By: Matthew Morton
As an organization, Talener certainly loves sports. We have season tickets to the Yankees in New York, we are constantly looking to hire ultra-competitive former college athletes as sales reps, and we are always having good natured, sports-themed contests such as the recent March Madness sweepstakes (BOS-OS put up a real good fight!) However, in the technology industry, sports have always been a major component. Whether the subject is large enterprise sports reporting sites such as espn.com, cnnsi.com, cbsportsline.com, fantasy sports, gambling on sports online (illegal in US, but there are loopholes), or the analytics aspect on delving into statistics to improve competitive advantages, sports and technology are linked very heavily.

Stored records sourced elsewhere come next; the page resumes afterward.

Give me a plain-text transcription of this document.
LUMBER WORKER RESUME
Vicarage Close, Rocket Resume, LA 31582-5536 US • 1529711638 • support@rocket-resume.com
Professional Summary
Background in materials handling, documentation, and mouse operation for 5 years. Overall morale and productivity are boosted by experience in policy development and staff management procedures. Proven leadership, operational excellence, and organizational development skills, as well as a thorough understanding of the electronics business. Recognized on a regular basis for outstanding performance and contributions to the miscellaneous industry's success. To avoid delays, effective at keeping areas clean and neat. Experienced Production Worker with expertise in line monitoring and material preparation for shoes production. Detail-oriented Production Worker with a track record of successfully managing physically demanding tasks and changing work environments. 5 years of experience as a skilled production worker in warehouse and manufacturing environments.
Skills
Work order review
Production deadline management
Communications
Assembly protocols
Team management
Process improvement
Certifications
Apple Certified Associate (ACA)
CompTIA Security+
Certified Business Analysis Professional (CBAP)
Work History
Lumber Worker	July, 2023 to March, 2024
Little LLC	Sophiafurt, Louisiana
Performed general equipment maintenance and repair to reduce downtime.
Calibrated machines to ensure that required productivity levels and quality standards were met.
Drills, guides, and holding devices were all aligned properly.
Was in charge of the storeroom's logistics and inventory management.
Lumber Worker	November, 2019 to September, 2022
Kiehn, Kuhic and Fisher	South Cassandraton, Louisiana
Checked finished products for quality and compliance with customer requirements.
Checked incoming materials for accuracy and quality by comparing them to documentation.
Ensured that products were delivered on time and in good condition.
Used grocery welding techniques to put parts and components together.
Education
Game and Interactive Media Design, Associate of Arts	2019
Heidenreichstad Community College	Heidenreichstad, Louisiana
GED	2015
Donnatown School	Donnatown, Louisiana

Here are four aspects of how sports and technology are intertwined in the 21st century:
-The first down marker in football.
-The “strike zone” in baseball: essentially shows whether or not an umpire’s call was actually a strike or a ball.
-Tennis: Computerized high quality view of whether the ball was in or out of bounds.
-Golf: Digital view of the trajectory of the struck golf ball.
-Fantasy sports are a billion dollar/year industry. Giants like ESPN, Yahoo and CBS capitalize on ad revenues by providing dynamic fantasy sports applications.
-Gambling online in sports is illegal in the USA, but companies such as Bodog.com are run out of Latin America, and gambling online for sports are also more than a billion dollar industry.
-We all know that pro athletes such as Shaquille O’Neal and Chad “Ochocinco” Johnson are big into the twitter scene, but at what point is it overkill?
-Buffalo Bills’ Wide Receiver recently tweeted that if “North Korea was to drop a bomb on the US, they should start at Gillette Stadium (where my storied Pats call home).
-What are the consequences for tweets like this? Where do pro teams draw the line? Interesting debates.
What does this all mean for us?
Obviously, the sports industry has been on our radar and will continue to be for many years to come. In New York, we have worked with the Giants, NBC Sports, and according to the legendary Kim Siembieda, we have a signed MSA with ESPN. In Boston, we have set up a target list of companies in the Sports space such as the Red Sox, Celtics, the Athlete Performance, and XOS Digital (build CMS’ for sports.) Groups such as these will continue to hire on the web and software side, and in terms of entry points, it’s always easier to get fired up about calling a company when you’re intrested the field they are in!